In an interview on Good Morning America, the governor said, “It’s been too long, this pattern of male chauvinism-related violence, femicides, homophobic and transphobic violence. We want to promote diversity, respect each other.”
estén protegidos, si tienen una orden de protección, por las agencias de ley y orden, tanto federales, estatales y municipales. (2/2)https://t.co/8mFs9E5rLc
— Pedro R. Pierluisi (@pedropierluisi) February 6, 2021
Puerto Rico is seeing a massive uptick in deadly gender violence. According to the island’s Gender Equity Observatory, in 2020 alone, some 60 women were murdered on the island of just over 3 million inhabitants, although authorities officially recognized only eight cases as femicides.
It was not until Angie Noemi González, a 29-year-old nurse, was found strangled two weeks ago in a ravine in Puerto Rico that the government decided to take action.
According to the BBC, for years, dozens of feminist groups, politicians, and music personalities have been calling for the island to take action against a phenomenon that has made it the place in the world with the highest number of women murdered by their partners in the past, according to a report by the American Civil Liberties Union.
A report published in 2019 by Proyecto Matria and another feminist group traced dozens of cases of femicide that had not been considered as such by the authorities and arrived at the estimate that, on average, a woman is murdered every week on the island.
However, gender violence does not only affect Puerto Rican women.
According to a spokesperson for Puerto Rico’s Comité Amplio para la Búsqueda de Equidad (CABE), transgender people are often the victims of doubled violence, frequent stigmatization, and discrimination on the island.
“We have a radical fundamentalist religious sector that continues with the discourse that trans people are against God’s laws, and that has an influence on the way they are seen,” she told the BBC.
According to a 2020 Human Rights Campaign report, the island experienced the largest wave of violence against the LGBTQ community in the last ten years, including seven transgender people, considered by activists as hate crimes.
After Pierluisi’s interview, the founder of the Puerto Rico Para Tod@s, Pedro Julio Serrano, said, “Governor Pedro Pierluisi yesterday during an interview with a U.S. media outlet made an emphatic defense of LGBTTIQ+ people by including them in his declaration of a state of emergency over gender violence. We appreciate this expressed and unequivocal inclusion.”
Pierluisi specified his government’s need and will to equally protect women and trans people.

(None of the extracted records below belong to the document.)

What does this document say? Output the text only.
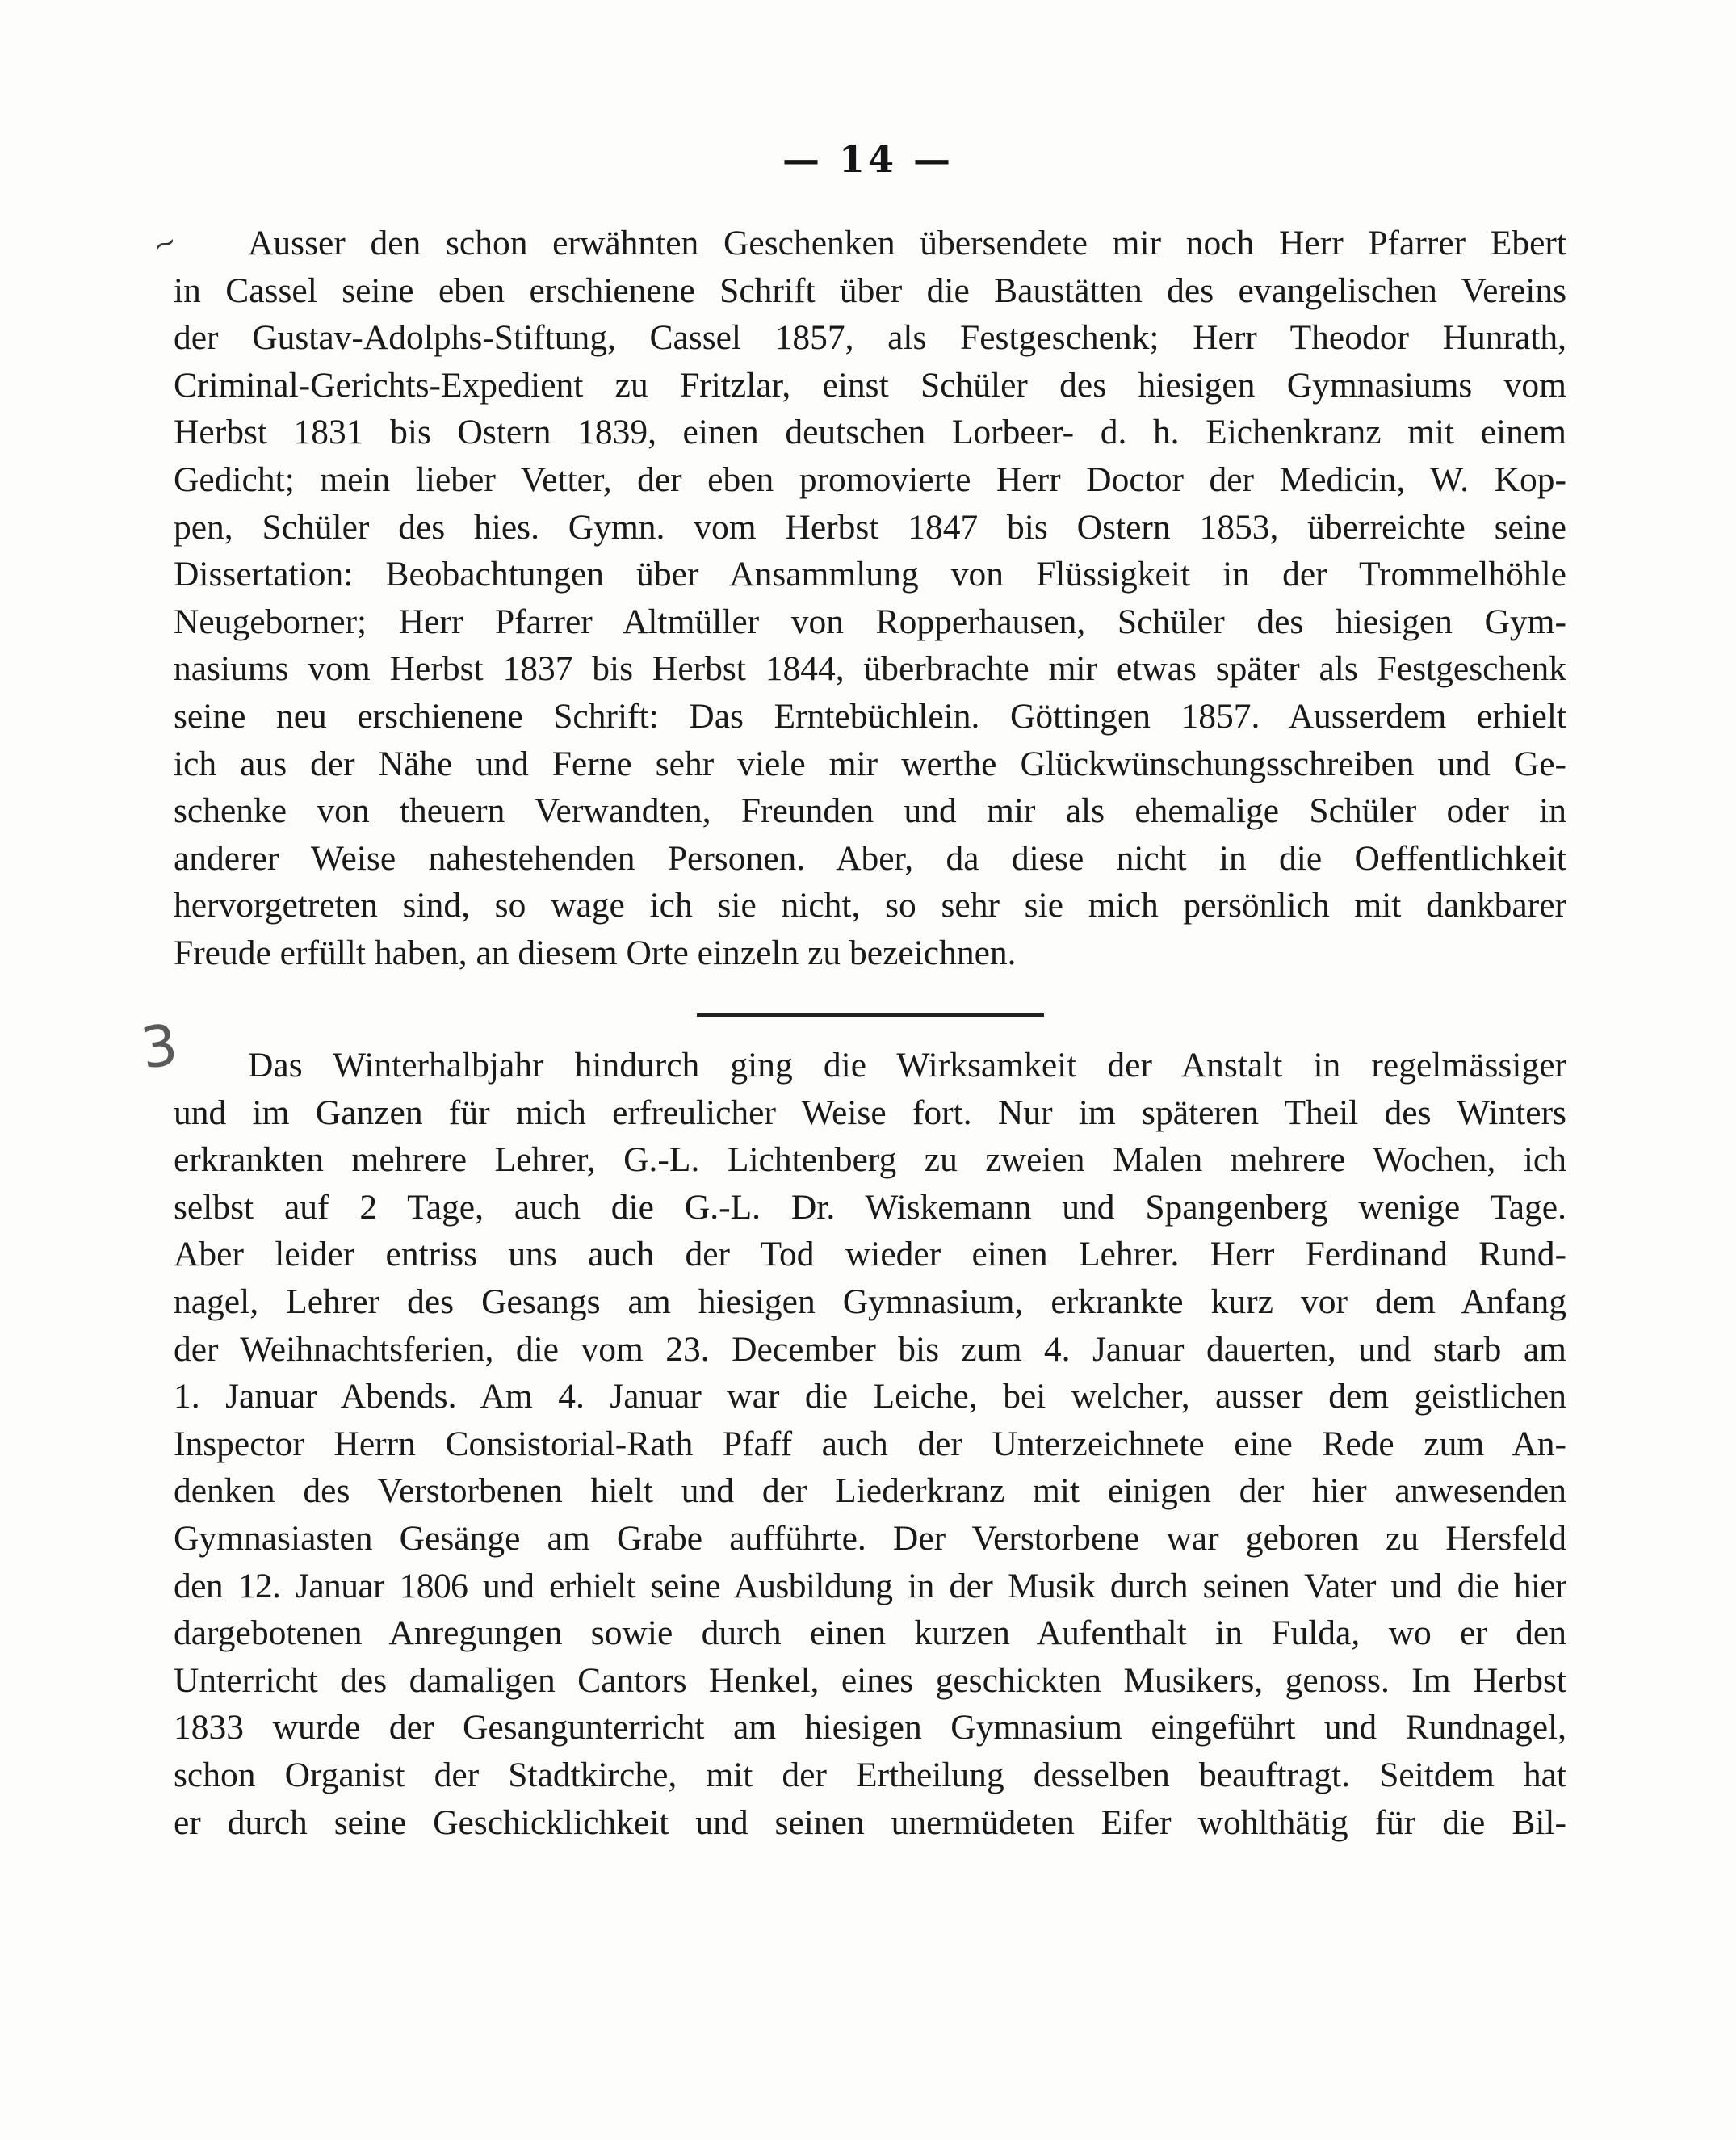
— 14 —
~
3
Ausser den schon erwähnten Geschenken übersendete mir noch Herr Pfarrer Ebert
in Cassel seine eben erschienene Schrift über die Baustätten des evangelischen Vereins
der Gustav-Adolphs-Stiftung, Cassel 1857, als Festgeschenk; Herr Theodor Hunrath,
Criminal-Gerichts-Expedient zu Fritzlar, einst Schüler des hiesigen Gymnasiums vom
Herbst 1831 bis Ostern 1839, einen deutschen Lorbeer- d. h. Eichenkranz mit einem
Gedicht; mein lieber Vetter, der eben promovierte Herr Doctor der Medicin, W. Kop-
pen, Schüler des hies. Gymn. vom Herbst 1847 bis Ostern 1853, überreichte seine
Dissertation: Beobachtungen über Ansammlung von Flüssigkeit in der Trommelhöhle
Neugeborner; Herr Pfarrer Altmüller von Ropperhausen, Schüler des hiesigen Gym-
nasiums vom Herbst 1837 bis Herbst 1844, überbrachte mir etwas später als Festgeschenk
seine neu erschienene Schrift: Das Erntebüchlein. Göttingen 1857. Ausserdem erhielt
ich aus der Nähe und Ferne sehr viele mir werthe Glückwünschungsschreiben und Ge-
schenke von theuern Verwandten, Freunden und mir als ehemalige Schüler oder in
anderer Weise nahestehenden Personen. Aber, da diese nicht in die Oeffentlichkeit
hervorgetreten sind, so wage ich sie nicht, so sehr sie mich persönlich mit dankbarer
Freude erfüllt haben, an diesem Orte einzeln zu bezeichnen.
Das Winterhalbjahr hindurch ging die Wirksamkeit der Anstalt in regelmässiger
und im Ganzen für mich erfreulicher Weise fort. Nur im späteren Theil des Winters
erkrankten mehrere Lehrer, G.-L. Lichtenberg zu zweien Malen mehrere Wochen, ich
selbst auf 2 Tage, auch die G.-L. Dr. Wiskemann und Spangenberg wenige Tage.
Aber leider entriss uns auch der Tod wieder einen Lehrer. Herr Ferdinand Rund-
nagel, Lehrer des Gesangs am hiesigen Gymnasium, erkrankte kurz vor dem Anfang
der Weihnachtsferien, die vom 23. December bis zum 4. Januar dauerten, und starb am
1. Januar Abends. Am 4. Januar war die Leiche, bei welcher, ausser dem geistlichen
Inspector Herrn Consistorial-Rath Pfaff auch der Unterzeichnete eine Rede zum An-
denken des Verstorbenen hielt und der Liederkranz mit einigen der hier anwesenden
Gymnasiasten Gesänge am Grabe aufführte. Der Verstorbene war geboren zu Hersfeld
den 12. Januar 1806 und erhielt seine Ausbildung in der Musik durch seinen Vater und die hier
dargebotenen Anregungen sowie durch einen kurzen Aufenthalt in Fulda, wo er den
Unterricht des damaligen Cantors Henkel, eines geschickten Musikers, genoss. Im Herbst
1833 wurde der Gesangunterricht am hiesigen Gymnasium eingeführt und Rundnagel,
schon Organist der Stadtkirche, mit der Ertheilung desselben beauftragt. Seitdem hat
er durch seine Geschicklichkeit und seinen unermüdeten Eifer wohlthätig für die Bil-
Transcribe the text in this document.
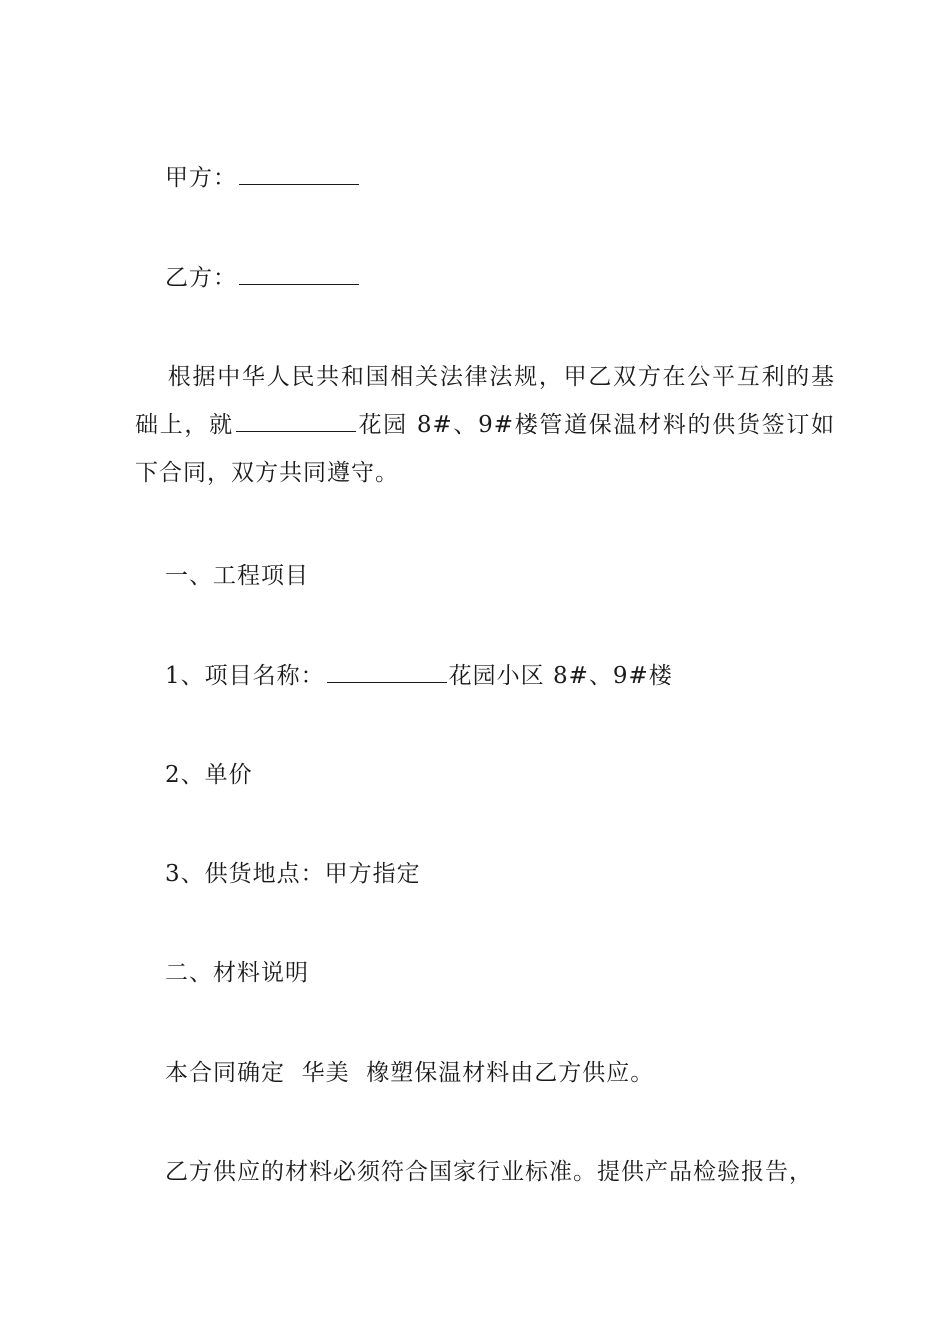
甲方：
乙方：
根据中华人民共和国相关法律法规，甲乙双方在公平互利的基础上，就	花园 8#、9#楼管道保温材料的供货签订如下合同，双方共同遵守。
一、工程项目
1、项目名称：	花园小区 8#、9#楼
2、单价
3、供货地点：甲方指定
二、材料说明
本合同确定  华美  橡塑保温材料由乙方供应。
乙方供应的材料必须符合国家行业标准。提供产品检验报告，
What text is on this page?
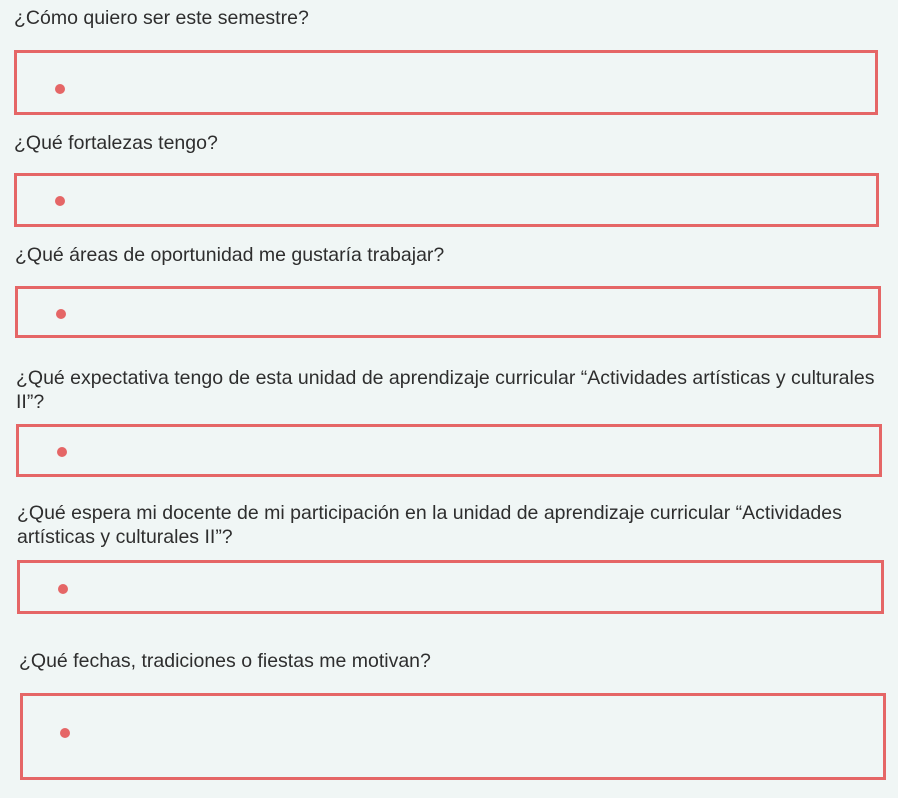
¿Cómo quiero ser este semestre?

¿Qué fortalezas tengo?

¿Qué áreas de oportunidad me gustaría trabajar?

¿Qué expectativa tengo de esta unidad de aprendizaje curricular “Actividades artísticas y culturales II”?

¿Qué espera mi docente de mi participación en la unidad de aprendizaje curricular “Actividades artísticas y culturales II”?

¿Qué fechas, tradiciones o fiestas me motivan?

The national emergency declaration aims to allocate more resources to get a hold on gender-based violence in the commonwealth island, appoint a special government representative on the issue, and create new programs to get more women into the labor market.
On February 7, Pierluisi said, “For too long, vulnerable victims have suffered the consequences of systematic machismo, inequality, discrimination, lack of education, lack of guidance and, above all, lack of lack of action.”
However, only time will tell whether belated strategies will be enough to fight an epidemic that has been undermining the island’s social structure for decades.